A Ukrainian soldier rests in an underground bunker in the region of Donetsk. /Clodagh Kilcoyne/Reuters
A Ukrainian soldier rests in an underground bunker in the region of Donetsk. /Clodagh Kilcoyne/Reuters

A Ukrainian soldier rests in an underground bunker in the region of Donetsk. /Clodagh Kilcoyne/Reuters

IN DETAIL

New Year's drone strikes continue

Waves of Russian drones strikes targeting infrastructure in and around Kyiv have continued into the second day of 2023.

However, Ukraine's air force said that its air defense systems had destroyed all of Russia's 39 Iranian-made Shahed drones in what it said was a "massive attack."

President Volodymyr Zelenskyy had said earlier that such tactics from Moscow would prove useless following similar attacks on New Year's Eve.

"Drones, missiles, everything else will not help them," he said. "Because we stand united.
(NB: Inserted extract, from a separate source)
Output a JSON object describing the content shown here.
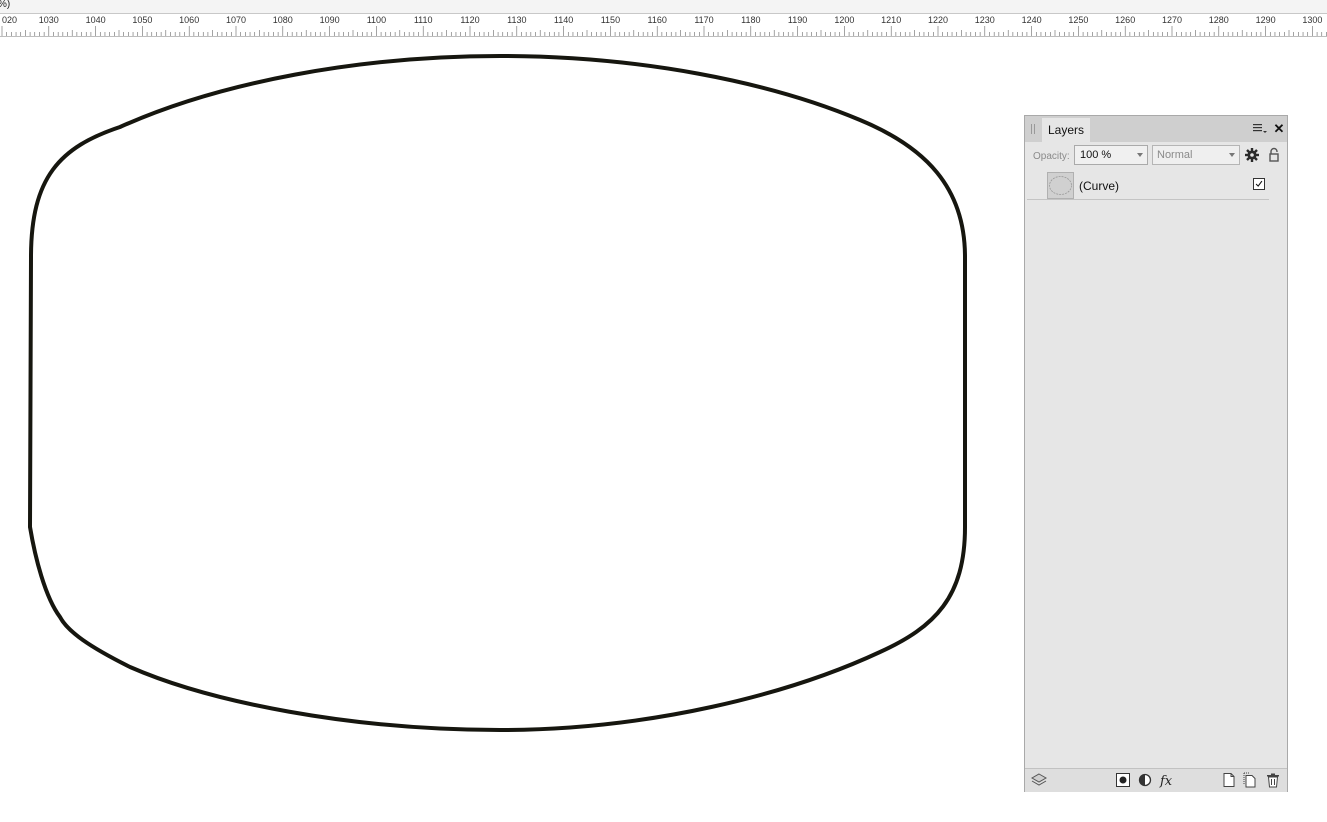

They are united only by fear."

But in his New Year speech, Russian President Vladimir Putin signaled Moscow had no plans of cooling its assault on Ukraine.

Kyiv Mayor Vitali Klitschko said the fresh wave of drone strikes that had knocked out some power and heating in the capital. "There are emergency power outages in the city," he said on the Telegram messaging app.

Earlier, Klitschko said one person was injured by debris from a destroyed drone that hit a road, damaging a building in a northeastern district of the capital.

On New Year's Day, Kyiv's police chief Andrii Nebytov posted a photo on the Telegram app, showing what he said was a piece of a drone used in an attack on the capital, with a handwritten message on it in Russian reading "Happy New Year."

"This wreckage is not at the front, where fierce battles are taking place, this is here, on a sports grounds, where children play," Nebytov said.

Russia says its aerial strikes are aimed at reducing Ukraine's ability to fight, while Kyiv says they have no military purpose and are intended to hurt civilians.

Ukraine has also been making use of drone strikes, according to Russian officials, with one such strike damaging a power facility in Russia's Bryansk region on the border of Ukraine. 

Moscow said last week that it shot down a Ukrainian drone close to one of its long-range bomber bases deep inside Russian territory and that three air force personnel had been killed.